Morally, though, it’s dead weight.
This black comedy reflects on the nature of fame, specifically, the warping power of movie fame gained by playing big-budget comic-book heroes. It occasionally circles this theme, but provides no resolution. Gloom, anxiety and complete self-absorption supplant responsible behavior, with no evident consequences.
Michael Keaton plays Riggan Thomson, an actor who has achieved worldwide fame playing an action hero called Birdman in a series of films. This, of course, parallels Keaton’s own experience as the star of two Batman pictures released in the late 1980s and early ’90s.

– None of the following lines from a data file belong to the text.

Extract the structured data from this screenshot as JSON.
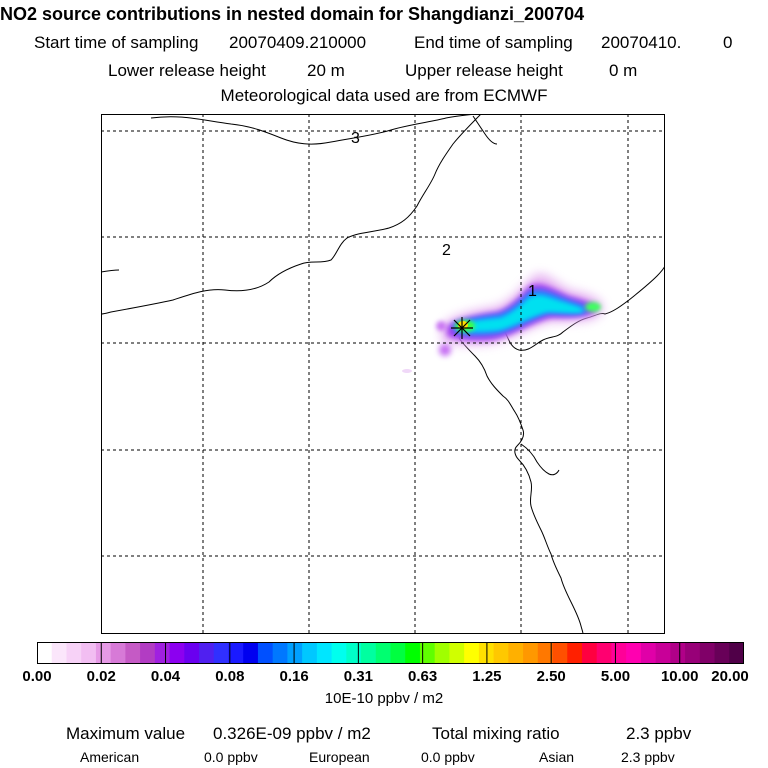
{
  "title": "NO2 source contributions in nested domain for Shangdianzi_200704",
  "start_label": "Start time of sampling",
  "start_value": "20070409.210000",
  "end_label": "End time of sampling",
  "end_value": "20070410.",
  "end_suffix": "0",
  "lower_label": "Lower release height",
  "lower_value": "20 m",
  "upper_label": "Upper release height",
  "upper_value": "0 m",
  "met_line": "Meteorological data used are from ECMWF",
  "map_labels": [
    "3",
    "2",
    "1"
  ],
  "colorbar": {
    "ticks": [
      "0.00",
      "0.02",
      "0.04",
      "0.08",
      "0.16",
      "0.31",
      "0.63",
      "1.25",
      "2.50",
      "5.00",
      "10.00",
      "20.00"
    ],
    "colors": [
      "#ffffff",
      "#fbe6fb",
      "#f7d2f7",
      "#f2bef2",
      "#e69ae6",
      "#d77ad7",
      "#c55ac5",
      "#b23cc3",
      "#a020e0",
      "#8c00f0",
      "#6a00f0",
      "#5020f0",
      "#3030ff",
      "#1a1aff",
      "#0000f0",
      "#0050ff",
      "#0078ff",
      "#00a0ff",
      "#00c8ff",
      "#00e6ff",
      "#00ffee",
      "#00ffc8",
      "#00ffa0",
      "#00ff70",
      "#00ff40",
      "#00ff00",
      "#60ff00",
      "#a0ff00",
      "#d0ff00",
      "#ffff00",
      "#ffe000",
      "#ffc800",
      "#ffb000",
      "#ff9800",
      "#ff7800",
      "#ff5000",
      "#ff2000",
      "#ff0040",
      "#ff0070",
      "#ff0098",
      "#ff00b0",
      "#e000a8",
      "#c80098",
      "#b00088",
      "#980078",
      "#800068",
      "#680058",
      "#500048"
    ],
    "unit": "10E-10 ppbv / m2"
  },
  "max_label": "Maximum value",
  "max_value": "0.326E-09 ppbv / m2",
  "total_label": "Total mixing ratio",
  "total_value": "2.3 ppbv",
  "regions": [
    {
      "name": "American",
      "value": "0.0 ppbv"
    },
    {
      "name": "European",
      "value": "0.0 ppbv"
    },
    {
      "name": "Asian",
      "value": "2.3 ppbv"
    }
  ]
}
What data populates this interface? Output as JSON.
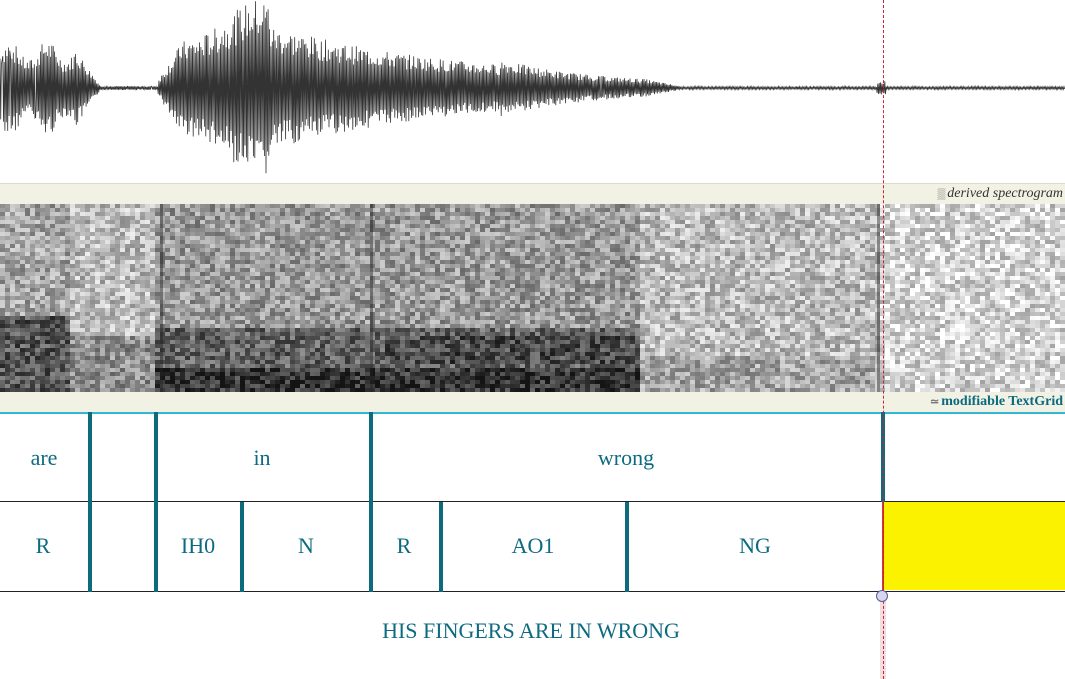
{
  "panels": {
    "spectrogram_label": "derived spectrogram",
    "spectrogram_glyph": "▒",
    "textgrid_label": "modifiable TextGrid",
    "textgrid_glyph": "≃"
  },
  "word_tier": {
    "intervals": [
      {
        "label": "are"
      },
      {
        "label": ""
      },
      {
        "label": "in"
      },
      {
        "label": "wrong"
      },
      {
        "label": ""
      }
    ]
  },
  "phone_tier": {
    "intervals": [
      {
        "label": "R"
      },
      {
        "label": ""
      },
      {
        "label": "IH0"
      },
      {
        "label": "N"
      },
      {
        "label": "R"
      },
      {
        "label": "AO1"
      },
      {
        "label": "NG"
      },
      {
        "label": ""
      }
    ],
    "selected_interval_index": 7
  },
  "sentence_tier": {
    "text": "HIS FINGERS ARE IN WRONG"
  },
  "colors": {
    "tier_text": "#0d6b80",
    "boundary": "#0e6b7e",
    "selection": "#fbf200",
    "cursor": "#c8243a"
  }
}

We are constantly reminded that Thomson’s turn as Birdman represented a soul-deadening artistic sellout.
With much of his money now drained away, Thomson is attempting to redefine himself as a serious actor. He has adapted, and is directing and starring in, a work by short-story writer Raymond Carver, “What We Talk About When We Talk About Love.” As the movie opens, the show is in previews on Broadway.
The preview performances mostly go wrong, launching a series of in-jokes for theater buffs. Things go from bad to worse when, after a rehearsal mishap, Thomson hires intense performer Mike (Edward Norton), who undermines him at every opportunity.
Riggan’s Birdman alter ego haunts him in voiceovers, taunting him about his earlier celebrity and deriding his effort to become a grounded actor. That Riggan’s movie powers derived entirely from special effects never appears in these discussions.
Riggan understands so little about Carver’s story that he ends the play with an on-stage gun suicide he wrote himself. This delights the uncaring, whooping audiences in need of spectacle, while guaranteeing he’ll get a hostile review from The New York Times.
Director Alejandro G. Inarritu and his co-writers, Nicolas Giacobone, Alexander Dinelaris Jr. and Armando Bo, fill most of the film with bitter speeches. Riggan’s daughter and assistant Sam (Emma Stone) gets to deliver one of the strongest of them: “You’re doing this because, like the rest of us, you’re scared you don’t matter! And guess what — you don’t matter! Get used to it!”
Riggan has his supportive girlfriend Laura (Andrea Riseborough) in the cast and sometimes receives terse counseling from producer Jake (Zach Galifianakis). But most of his best advice comes from his ex-wife, Sylvia (Amy Ryan), who consoles him with, “It’s what you always do. You mistake love for admiration.”
One’s reaction to the movie becomes, then, strictly a matter of taste. If you savor vinegar, as in, bucket after bucket of it, you’ll have little trouble enduring this. Otherwise, it’s a sad, bilious journey.
The film contains fleeting rear nudity, much sexual humor, including a crude sight gag, a same-sex kiss, frequent profanity and pervasive crude and crass language. The Catholic News Service classification is A-III — adults. The Motion Picture Association of America rating is R — restricted. Under 17 requires accompanying parent or adult guardian.